<政権に有利な判断が続いてきた最高裁が、今回は関税政策にブレーキを踏んだ。決め手は、条文と憲法が示す「線引き」だった──>
米連邦最高裁判所がトランプ大統領の看板経済政策にノーを突き付けた。最高裁は2月20日、9人の判事のうち6人の多数意見により、トランプ政権の相互関税などの関税政策を憲法違反と判断した。
トランプ政権の関税政策の法的根拠は常に危ぶまれていた。同政権は国際緊急経済権限法(IEEPA)という法律を根拠に、大統領には自らの判断で関税を課す権限があると主張してきた。

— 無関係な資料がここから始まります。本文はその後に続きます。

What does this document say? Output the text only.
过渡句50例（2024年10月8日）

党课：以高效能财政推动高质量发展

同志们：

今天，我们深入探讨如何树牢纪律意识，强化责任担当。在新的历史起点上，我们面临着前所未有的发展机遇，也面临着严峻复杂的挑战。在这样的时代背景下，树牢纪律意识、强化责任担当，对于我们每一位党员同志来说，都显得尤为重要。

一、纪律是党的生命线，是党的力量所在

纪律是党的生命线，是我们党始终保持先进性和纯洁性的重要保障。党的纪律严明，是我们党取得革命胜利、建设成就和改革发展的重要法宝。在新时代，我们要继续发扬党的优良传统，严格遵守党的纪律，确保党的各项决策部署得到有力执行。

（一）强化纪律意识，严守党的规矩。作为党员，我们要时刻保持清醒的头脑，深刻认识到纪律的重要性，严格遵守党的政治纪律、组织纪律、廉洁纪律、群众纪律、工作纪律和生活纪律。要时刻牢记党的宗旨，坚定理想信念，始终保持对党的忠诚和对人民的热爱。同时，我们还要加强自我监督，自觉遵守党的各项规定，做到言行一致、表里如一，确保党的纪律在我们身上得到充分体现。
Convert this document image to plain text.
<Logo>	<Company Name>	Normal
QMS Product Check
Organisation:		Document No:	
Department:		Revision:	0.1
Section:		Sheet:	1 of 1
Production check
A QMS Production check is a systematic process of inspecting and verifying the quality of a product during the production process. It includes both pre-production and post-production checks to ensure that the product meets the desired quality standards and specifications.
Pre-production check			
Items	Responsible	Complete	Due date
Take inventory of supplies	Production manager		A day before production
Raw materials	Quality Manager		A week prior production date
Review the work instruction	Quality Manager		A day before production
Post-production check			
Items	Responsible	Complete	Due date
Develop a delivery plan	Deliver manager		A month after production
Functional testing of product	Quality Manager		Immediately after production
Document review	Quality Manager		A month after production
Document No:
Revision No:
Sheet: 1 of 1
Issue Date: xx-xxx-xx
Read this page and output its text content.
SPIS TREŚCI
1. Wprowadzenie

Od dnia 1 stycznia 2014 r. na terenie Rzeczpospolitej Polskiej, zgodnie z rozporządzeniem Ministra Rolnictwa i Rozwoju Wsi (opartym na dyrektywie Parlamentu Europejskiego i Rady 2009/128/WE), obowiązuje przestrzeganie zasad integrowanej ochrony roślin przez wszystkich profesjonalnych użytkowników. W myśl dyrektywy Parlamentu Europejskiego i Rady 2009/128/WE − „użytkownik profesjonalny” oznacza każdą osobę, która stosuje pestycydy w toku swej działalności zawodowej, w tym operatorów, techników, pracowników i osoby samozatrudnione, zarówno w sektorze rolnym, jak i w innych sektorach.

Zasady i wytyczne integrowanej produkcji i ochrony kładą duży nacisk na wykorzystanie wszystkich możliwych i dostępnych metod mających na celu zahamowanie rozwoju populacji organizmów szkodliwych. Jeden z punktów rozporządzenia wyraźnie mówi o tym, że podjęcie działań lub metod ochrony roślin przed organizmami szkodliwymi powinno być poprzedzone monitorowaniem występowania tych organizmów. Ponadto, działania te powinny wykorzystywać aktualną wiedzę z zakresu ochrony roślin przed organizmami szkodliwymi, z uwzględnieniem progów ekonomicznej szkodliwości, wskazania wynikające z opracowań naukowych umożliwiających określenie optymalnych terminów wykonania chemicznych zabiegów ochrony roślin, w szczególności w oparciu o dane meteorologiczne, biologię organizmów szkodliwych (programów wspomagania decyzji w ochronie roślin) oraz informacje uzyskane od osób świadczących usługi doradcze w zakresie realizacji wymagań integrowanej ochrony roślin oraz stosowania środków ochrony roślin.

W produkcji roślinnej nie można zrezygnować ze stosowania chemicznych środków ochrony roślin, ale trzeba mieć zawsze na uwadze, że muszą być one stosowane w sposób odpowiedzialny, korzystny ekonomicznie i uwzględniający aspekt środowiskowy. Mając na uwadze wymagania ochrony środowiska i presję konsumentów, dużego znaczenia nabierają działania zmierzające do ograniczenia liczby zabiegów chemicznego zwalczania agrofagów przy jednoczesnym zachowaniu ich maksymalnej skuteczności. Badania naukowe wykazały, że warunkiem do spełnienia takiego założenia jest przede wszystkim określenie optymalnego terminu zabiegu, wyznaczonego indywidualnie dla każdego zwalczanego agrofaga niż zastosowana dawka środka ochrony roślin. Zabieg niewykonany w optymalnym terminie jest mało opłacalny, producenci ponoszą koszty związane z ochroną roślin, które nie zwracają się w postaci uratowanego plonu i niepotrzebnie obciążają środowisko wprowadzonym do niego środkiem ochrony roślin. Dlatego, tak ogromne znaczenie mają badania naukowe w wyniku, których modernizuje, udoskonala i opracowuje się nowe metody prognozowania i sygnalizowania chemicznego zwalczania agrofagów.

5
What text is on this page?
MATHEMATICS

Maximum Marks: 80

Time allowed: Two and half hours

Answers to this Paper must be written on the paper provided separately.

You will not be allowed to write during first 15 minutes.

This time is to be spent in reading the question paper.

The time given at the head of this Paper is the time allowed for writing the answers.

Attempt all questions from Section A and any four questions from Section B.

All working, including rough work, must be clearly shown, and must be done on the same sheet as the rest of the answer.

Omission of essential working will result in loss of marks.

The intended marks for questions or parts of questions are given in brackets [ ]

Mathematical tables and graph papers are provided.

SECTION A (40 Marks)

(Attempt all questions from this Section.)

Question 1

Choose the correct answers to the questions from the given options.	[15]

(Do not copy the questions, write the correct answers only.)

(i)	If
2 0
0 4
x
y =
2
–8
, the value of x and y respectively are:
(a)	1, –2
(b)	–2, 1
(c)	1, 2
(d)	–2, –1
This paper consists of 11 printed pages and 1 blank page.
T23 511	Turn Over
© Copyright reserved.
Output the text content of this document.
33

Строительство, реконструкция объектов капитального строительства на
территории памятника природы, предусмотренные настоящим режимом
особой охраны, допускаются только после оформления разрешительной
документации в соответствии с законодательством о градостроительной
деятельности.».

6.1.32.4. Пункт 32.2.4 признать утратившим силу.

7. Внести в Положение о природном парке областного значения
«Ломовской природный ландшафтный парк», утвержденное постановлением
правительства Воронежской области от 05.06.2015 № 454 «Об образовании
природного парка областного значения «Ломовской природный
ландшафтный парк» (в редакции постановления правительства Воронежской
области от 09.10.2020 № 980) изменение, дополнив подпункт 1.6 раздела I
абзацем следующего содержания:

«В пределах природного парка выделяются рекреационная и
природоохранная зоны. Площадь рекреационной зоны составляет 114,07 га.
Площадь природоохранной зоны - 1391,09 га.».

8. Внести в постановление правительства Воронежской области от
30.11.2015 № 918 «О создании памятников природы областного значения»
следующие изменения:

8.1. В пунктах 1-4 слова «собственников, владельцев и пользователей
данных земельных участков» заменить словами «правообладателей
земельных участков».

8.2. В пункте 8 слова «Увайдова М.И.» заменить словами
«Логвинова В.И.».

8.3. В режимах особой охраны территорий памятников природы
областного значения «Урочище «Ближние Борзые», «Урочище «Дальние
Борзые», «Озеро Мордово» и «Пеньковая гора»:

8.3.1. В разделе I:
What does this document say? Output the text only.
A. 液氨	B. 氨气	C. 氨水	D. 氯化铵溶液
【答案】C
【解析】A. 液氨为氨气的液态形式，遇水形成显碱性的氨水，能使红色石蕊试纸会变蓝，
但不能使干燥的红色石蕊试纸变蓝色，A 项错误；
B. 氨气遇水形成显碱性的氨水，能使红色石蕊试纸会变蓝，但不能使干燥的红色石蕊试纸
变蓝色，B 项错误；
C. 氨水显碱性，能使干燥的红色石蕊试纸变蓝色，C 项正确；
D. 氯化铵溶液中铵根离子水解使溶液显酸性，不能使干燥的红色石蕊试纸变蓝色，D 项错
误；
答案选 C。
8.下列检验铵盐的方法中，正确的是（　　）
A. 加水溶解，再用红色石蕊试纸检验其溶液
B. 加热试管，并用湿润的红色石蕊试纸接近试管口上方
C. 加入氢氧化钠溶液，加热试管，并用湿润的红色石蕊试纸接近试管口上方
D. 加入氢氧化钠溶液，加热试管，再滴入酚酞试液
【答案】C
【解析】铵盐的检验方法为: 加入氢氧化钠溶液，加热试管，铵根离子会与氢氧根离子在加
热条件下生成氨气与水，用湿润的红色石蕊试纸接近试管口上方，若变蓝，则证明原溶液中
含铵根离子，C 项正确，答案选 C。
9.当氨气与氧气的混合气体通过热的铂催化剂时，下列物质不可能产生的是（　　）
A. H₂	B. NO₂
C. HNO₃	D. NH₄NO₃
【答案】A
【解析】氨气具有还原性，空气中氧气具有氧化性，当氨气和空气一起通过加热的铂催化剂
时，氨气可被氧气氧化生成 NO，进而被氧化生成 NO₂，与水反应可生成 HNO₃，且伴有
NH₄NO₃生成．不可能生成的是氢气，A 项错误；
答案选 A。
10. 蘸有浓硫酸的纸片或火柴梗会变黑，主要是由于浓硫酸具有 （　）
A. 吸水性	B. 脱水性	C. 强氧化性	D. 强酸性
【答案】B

しかし、このIEEPAは関税やその他の税に全く言及していない。同法は、国外の「特異で重大な脅威」に対処するために、貿易を「規制」する権限を大統領に与えているだけだ。
この点に関してトランプ政権側は、大統領の裁量で関税を課すことにより貿易を規制できると主張。そのような措置を正当化する「緊急事態」として、長期にわたる貿易不均衡と、合成麻薬フェンタニルの密輸入を挙げた。
ジョン・ロバーツ長官など6人の判事たちは、こうした政権側の主張を退けた。
合衆国憲法は、関税に関する主たる権限を大統領ではなく議会に与えていると、ロバーツは指摘した。国民の資産を徴収することの重大性を理由に、憲法起草者たちは、議会だけにその権限を認めたのだ。